I absolutely support commercial drones and drone delivery, it just does not pencil out in certain use cases. It generally comes down to a few factors:
- Purchase and maintenance of a new system; the drone and the drone infrastructure, including operator training, is not an insignificant cost. Any delivery system with a payload capacity over 5lbs is going to be a big air vehicle with a significant logistics tail. Training is a large obstacle and expensive.
- Insurance. Think in terms of a VTOL delivery drone hitting a wire and knocking out power or causing structural damage. We can all extrapolate from there...and that is before any personal injury concerns, etc. The legal pot holes facing the drone delivery companies will be difficult to patch over.

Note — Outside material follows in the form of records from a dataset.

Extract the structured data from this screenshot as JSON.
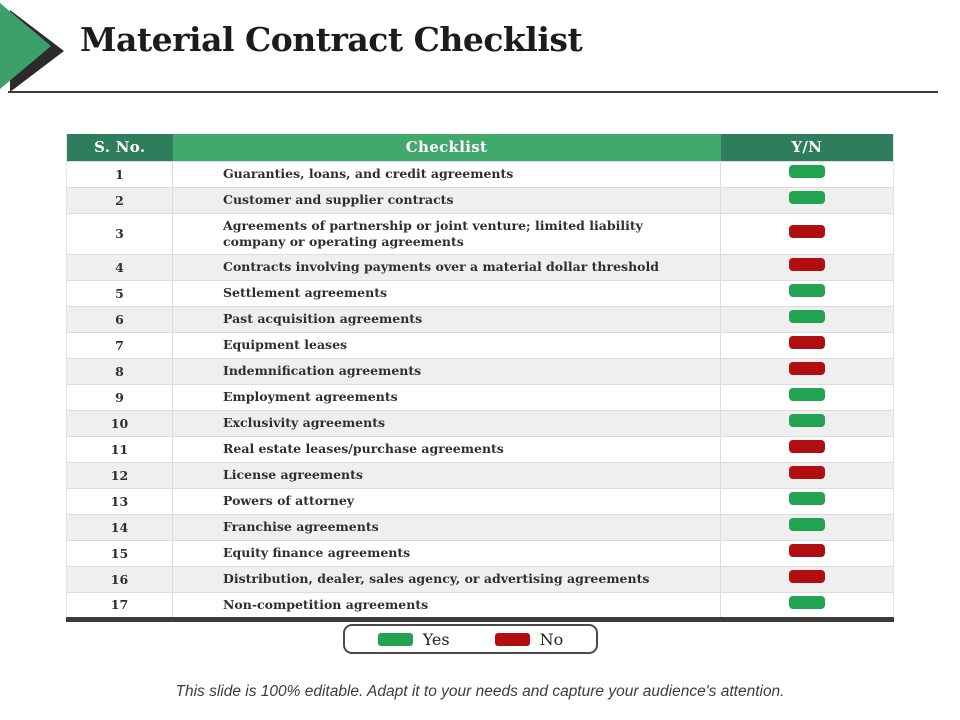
{
  "slide": {
    "title": "Material Contract Checklist",
    "footer": "This slide is 100% editable. Adapt it to your needs and capture your audience's attention."
  },
  "table": {
    "headers": {
      "sno": "S. No.",
      "checklist": "Checklist",
      "yn": "Y/N"
    },
    "rows": [
      {
        "sno": "1",
        "checklist": "Guaranties, loans, and credit agreements",
        "yn": "yes"
      },
      {
        "sno": "2",
        "checklist": "Customer and supplier contracts",
        "yn": "yes"
      },
      {
        "sno": "3",
        "checklist": "Agreements of partnership or joint venture; limited liability company or operating agreements",
        "yn": "no"
      },
      {
        "sno": "4",
        "checklist": "Contracts involving payments over a material dollar threshold",
        "yn": "no"
      },
      {
        "sno": "5",
        "checklist": "Settlement agreements",
        "yn": "yes"
      },
      {
        "sno": "6",
        "checklist": "Past acquisition agreements",
        "yn": "yes"
      },
      {
        "sno": "7",
        "checklist": "Equipment leases",
        "yn": "no"
      },
      {
        "sno": "8",
        "checklist": "Indemnification agreements",
        "yn": "no"
      },
      {
        "sno": "9",
        "checklist": "Employment agreements",
        "yn": "yes"
      },
      {
        "sno": "10",
        "checklist": "Exclusivity agreements",
        "yn": "yes"
      },
      {
        "sno": "11",
        "checklist": "Real estate leases/purchase agreements",
        "yn": "no"
      },
      {
        "sno": "12",
        "checklist": "License agreements",
        "yn": "no"
      },
      {
        "sno": "13",
        "checklist": "Powers of attorney",
        "yn": "yes"
      },
      {
        "sno": "14",
        "checklist": "Franchise agreements",
        "yn": "yes"
      },
      {
        "sno": "15",
        "checklist": "Equity finance agreements",
        "yn": "no"
      },
      {
        "sno": "16",
        "checklist": "Distribution, dealer, sales agency, or advertising agreements",
        "yn": "no"
      },
      {
        "sno": "17",
        "checklist": "Non-competition agreements",
        "yn": "yes"
      }
    ]
  },
  "legend": {
    "yes_label": "Yes",
    "no_label": "No"
  },
  "colors": {
    "header_dark_green": "#2E7D5C",
    "header_light_green": "#42A96C",
    "yes_green": "#21A351",
    "no_red": "#B20D11",
    "arrow_green": "#3DA06A"
  }
}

- Customer acceptance. There is a large segment that want nothing to do with drone delivery. So, in essence, without wide spread customer support the delivery company has to maintain two delivery methodologies, the old and the new. That has been a significant hurdle.
- Regulatory issues. Visual flight rules, beyond line of sight flight, airspace concerns, hazardous material (batteries)...the list goes on and often for the exact right reasons. Think General Aviation without regulations.
- Availability. When we would bid commercial drone jobs, we treated the job like a flight schedule in the Navy: Flight scheduled, flight flown, cancellation reasons (weather, a/v maintenance, sensor performance, etc.). We found that we flew, after adjusting for our learning curve, around 70% of revenue flights scheduled. The key statistic here is that you still have to delivery the package on time as promised. So, again, the maintenance of the old capability (trucks and vans that, btw, can be rented in high use package delivery times) and the new, now sitting idle, is going to be a barrier.
The above is just the start. Aviation is hard, especially for small drones: We shrunk the aircraft we did not shrink the world. Sounds trite but it is real. Again, I support drone use as much as possible as we overcome some of the issues I listed.